Addictions as a Way to Manage Past Trauma
The inner effects of addictive behaviours cause tremendous suffering. Knowing the science behind addiction can help those addicted to substances and their treatment specialists better understand what is happening, and help lessen that suffering.
What is addiction?
Addiction is a chemical dependency on a substance that can influence the inner state of the mind and body. Substances enter into the bloodstream and are then routed to the brain. Mind altering substances shift one's state of being, creating an altering state by activating a hyper-production of neurotransmitters called 'dopamine". Neurotransmitters are known to be the messengers and now understood to transmit information to the brain.
What is dopamine?
Dopamine has two parts, one being the memory cell and transportation of the message to the pleasure reward center of the brain - creating a euphoric effect. The more substances are used, the more the brain gets conditioned, then leading to a state called tolerance. Therefore the brain requires more of the substance to create the same amount of dopamine. There does come a point where the brain can no longer produce a satisfactory amount of dopamine, regardless of how much substances are ingested. When this occurs, signals are sent from the brain leading to symptoms of withdrawal.
What is withdrawal?
When individuals do not have access to substances, their nervous system becomes psychologically and physiologically activated and in a state of crisis. This can lead to acute withdrawal symptoms including:
What other factors are involved in addiction?
A large majority of individuals having an addiction also suffer from an overactive or underactive nervous system as a result of complex early childhood trauma, where their nervous systems have been mapped to be overactive, living in a heightened state of fear arousal or underactive living in a more dissociative state.
When environmental trauma and victimization occur, the nervous system baseline operating functioning lives within feeling too much or too little.

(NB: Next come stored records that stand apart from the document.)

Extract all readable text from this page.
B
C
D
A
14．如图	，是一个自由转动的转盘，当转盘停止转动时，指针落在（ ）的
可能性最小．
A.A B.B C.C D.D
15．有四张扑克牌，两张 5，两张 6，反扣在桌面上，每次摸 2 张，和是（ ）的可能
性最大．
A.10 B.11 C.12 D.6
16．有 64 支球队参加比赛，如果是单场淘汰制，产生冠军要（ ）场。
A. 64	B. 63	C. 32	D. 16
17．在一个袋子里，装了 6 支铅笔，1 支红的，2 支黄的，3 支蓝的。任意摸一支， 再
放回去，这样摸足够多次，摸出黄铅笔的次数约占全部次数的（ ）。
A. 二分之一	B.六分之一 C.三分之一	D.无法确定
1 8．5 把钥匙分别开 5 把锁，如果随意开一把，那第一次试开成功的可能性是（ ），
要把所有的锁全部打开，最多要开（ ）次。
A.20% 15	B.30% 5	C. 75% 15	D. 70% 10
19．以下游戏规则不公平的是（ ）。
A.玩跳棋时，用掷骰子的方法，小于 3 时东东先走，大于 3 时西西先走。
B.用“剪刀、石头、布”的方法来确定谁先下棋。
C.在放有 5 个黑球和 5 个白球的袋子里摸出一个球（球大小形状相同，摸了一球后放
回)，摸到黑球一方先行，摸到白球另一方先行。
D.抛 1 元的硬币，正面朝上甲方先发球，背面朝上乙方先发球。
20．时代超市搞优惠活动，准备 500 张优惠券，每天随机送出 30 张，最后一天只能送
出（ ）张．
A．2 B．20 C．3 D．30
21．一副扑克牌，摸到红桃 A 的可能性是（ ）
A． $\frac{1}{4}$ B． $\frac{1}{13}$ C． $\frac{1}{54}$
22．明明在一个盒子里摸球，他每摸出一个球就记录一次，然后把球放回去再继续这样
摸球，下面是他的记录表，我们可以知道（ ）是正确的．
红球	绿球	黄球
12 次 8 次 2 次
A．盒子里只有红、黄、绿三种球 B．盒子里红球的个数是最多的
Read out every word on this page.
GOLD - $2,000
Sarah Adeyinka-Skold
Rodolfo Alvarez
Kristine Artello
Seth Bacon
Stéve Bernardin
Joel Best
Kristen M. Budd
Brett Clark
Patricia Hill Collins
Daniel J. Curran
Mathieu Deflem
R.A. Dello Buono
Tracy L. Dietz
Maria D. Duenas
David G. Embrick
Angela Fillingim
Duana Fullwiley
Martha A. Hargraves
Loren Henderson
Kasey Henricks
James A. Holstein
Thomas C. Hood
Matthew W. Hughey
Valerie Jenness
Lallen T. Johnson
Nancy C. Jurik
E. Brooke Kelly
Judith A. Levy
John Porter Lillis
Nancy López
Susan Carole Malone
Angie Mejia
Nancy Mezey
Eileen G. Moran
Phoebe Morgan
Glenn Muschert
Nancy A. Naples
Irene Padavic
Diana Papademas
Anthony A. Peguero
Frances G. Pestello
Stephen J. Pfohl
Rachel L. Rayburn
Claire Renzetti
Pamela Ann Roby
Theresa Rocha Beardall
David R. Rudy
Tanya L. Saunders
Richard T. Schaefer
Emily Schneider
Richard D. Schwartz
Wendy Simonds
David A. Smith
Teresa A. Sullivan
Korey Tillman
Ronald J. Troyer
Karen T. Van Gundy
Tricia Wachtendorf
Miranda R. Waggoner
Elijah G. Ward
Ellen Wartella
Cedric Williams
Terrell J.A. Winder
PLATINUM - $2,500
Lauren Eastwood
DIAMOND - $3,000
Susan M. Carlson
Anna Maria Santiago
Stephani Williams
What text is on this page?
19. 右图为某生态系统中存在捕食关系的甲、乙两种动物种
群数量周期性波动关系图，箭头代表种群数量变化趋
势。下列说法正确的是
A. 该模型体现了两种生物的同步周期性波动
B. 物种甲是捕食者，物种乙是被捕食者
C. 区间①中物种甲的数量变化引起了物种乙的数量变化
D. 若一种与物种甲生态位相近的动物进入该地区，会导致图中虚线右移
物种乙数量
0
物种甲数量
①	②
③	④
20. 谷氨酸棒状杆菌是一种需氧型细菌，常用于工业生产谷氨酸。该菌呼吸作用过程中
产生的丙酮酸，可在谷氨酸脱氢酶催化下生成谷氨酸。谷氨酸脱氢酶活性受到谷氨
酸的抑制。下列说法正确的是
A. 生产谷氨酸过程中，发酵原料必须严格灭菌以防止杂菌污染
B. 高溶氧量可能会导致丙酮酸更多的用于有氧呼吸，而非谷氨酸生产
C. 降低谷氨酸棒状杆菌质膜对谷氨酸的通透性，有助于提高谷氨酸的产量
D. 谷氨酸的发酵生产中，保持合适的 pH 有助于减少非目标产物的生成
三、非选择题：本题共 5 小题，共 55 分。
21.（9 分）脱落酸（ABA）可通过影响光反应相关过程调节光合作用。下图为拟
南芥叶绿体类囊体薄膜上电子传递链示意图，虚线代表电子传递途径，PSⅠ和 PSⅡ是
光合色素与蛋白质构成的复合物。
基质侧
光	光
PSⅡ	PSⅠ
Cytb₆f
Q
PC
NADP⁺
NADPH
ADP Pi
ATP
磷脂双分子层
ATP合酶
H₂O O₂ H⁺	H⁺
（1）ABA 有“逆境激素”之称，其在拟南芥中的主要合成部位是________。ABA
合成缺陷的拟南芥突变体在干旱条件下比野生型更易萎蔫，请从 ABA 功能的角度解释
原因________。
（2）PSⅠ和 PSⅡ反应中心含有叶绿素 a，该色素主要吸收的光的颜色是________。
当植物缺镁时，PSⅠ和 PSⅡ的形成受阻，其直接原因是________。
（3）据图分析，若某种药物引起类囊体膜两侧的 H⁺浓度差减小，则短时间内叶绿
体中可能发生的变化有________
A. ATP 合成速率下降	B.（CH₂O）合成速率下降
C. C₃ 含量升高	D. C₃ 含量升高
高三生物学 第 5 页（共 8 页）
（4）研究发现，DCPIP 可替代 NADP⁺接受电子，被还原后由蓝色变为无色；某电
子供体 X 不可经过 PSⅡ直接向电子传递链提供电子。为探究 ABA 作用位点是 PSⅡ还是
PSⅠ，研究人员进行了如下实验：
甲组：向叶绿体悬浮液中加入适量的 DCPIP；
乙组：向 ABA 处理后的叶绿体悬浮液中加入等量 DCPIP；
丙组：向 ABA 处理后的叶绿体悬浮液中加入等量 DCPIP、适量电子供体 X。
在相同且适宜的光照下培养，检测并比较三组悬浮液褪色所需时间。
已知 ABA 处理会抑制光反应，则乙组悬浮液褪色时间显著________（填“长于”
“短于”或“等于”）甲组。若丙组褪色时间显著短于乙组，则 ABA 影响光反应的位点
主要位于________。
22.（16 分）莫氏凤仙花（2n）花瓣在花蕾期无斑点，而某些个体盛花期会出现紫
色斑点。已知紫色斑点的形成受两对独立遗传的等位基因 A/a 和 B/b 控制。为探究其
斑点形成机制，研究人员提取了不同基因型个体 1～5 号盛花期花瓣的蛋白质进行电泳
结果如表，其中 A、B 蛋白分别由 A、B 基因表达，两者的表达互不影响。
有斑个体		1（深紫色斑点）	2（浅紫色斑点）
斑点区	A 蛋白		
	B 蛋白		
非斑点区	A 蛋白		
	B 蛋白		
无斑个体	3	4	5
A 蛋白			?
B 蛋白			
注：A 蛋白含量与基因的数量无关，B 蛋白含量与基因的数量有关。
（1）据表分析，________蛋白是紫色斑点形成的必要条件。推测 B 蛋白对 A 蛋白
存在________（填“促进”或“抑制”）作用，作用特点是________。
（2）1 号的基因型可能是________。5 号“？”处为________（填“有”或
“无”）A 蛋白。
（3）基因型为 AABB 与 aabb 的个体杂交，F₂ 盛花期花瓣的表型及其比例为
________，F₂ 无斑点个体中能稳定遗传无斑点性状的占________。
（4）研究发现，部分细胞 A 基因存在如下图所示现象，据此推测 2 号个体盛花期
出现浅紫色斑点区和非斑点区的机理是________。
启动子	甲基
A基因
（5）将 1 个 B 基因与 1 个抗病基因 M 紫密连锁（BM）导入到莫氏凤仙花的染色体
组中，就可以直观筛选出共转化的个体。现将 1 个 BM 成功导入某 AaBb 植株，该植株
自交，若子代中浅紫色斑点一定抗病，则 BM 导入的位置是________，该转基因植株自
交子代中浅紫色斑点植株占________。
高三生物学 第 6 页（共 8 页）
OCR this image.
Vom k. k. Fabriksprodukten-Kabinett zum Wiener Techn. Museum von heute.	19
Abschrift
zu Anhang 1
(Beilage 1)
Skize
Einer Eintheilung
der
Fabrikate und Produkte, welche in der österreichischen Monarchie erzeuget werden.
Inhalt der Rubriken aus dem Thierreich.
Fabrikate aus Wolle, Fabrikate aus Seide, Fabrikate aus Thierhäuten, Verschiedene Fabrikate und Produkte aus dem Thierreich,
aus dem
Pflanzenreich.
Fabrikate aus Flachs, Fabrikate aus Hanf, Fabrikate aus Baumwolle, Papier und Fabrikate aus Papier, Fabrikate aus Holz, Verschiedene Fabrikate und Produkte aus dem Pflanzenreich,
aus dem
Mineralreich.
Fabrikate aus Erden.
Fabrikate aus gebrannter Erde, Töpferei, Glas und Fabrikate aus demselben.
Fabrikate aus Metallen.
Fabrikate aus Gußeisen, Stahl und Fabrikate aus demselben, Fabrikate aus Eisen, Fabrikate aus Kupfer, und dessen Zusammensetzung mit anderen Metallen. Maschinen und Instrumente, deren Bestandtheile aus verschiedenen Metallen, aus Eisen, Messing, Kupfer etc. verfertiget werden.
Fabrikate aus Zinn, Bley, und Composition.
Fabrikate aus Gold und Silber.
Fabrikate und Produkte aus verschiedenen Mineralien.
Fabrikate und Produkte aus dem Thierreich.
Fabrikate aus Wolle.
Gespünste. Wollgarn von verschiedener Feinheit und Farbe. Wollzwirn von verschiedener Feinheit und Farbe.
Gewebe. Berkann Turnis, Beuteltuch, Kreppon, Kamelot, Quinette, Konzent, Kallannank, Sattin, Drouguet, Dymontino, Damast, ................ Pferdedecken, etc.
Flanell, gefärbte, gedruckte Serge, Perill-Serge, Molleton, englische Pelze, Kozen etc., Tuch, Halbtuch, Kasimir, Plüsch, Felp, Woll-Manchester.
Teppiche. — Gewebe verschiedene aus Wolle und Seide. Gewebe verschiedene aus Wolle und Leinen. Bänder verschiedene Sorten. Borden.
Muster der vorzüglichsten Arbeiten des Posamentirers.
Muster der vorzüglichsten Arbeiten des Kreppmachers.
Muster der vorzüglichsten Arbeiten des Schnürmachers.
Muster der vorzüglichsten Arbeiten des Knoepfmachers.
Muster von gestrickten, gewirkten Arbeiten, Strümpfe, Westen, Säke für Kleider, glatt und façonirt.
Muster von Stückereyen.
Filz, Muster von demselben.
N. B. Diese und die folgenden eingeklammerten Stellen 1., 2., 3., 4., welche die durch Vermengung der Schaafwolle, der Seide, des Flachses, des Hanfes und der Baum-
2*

Early on in life, many of my clients have learned to maladaptively manage the inner state of their nervous system, being over responsive and living in a state of fear or under responsive and living in a state of numbness, disconnection, fatigue, and becoming socially withdrawn by substance use and misuse. Learning healthier adaptive coping strategies to manage these states is critical to treating addictions.
When addiction treatment does not understand the impact of trauma on the nervous system, they are only treating the symptoms, not the underlying causes. These approaches fall short of understanding the impact of trauma and the nervous system. Providing individuals with the knowledge, training and skills to manage their inner state adaptively needs to be a key component of treatment or therapy itself. Without a doubt, trauma reinforces the substance abuse cycle.
How does this affect addiction treatment?
The treatment of addictions needs to shift from a pathologizing approach of a highly vulnerable population and move towards understanding addictions itself as a response to prior experiences of trauma. Safety is a "basic need" in Maslow's hierarchy. Without safety, people will always seek out quick, down and dirty easy ways to cope and survive, henceforth addictions.
Providing information on the neurobiology of trauma and addictive cycles on the brain and incorporating more current 'bottom up' approaches to treatment that consider teaching inner state regulation will significantly support those working with and treating those with addictions.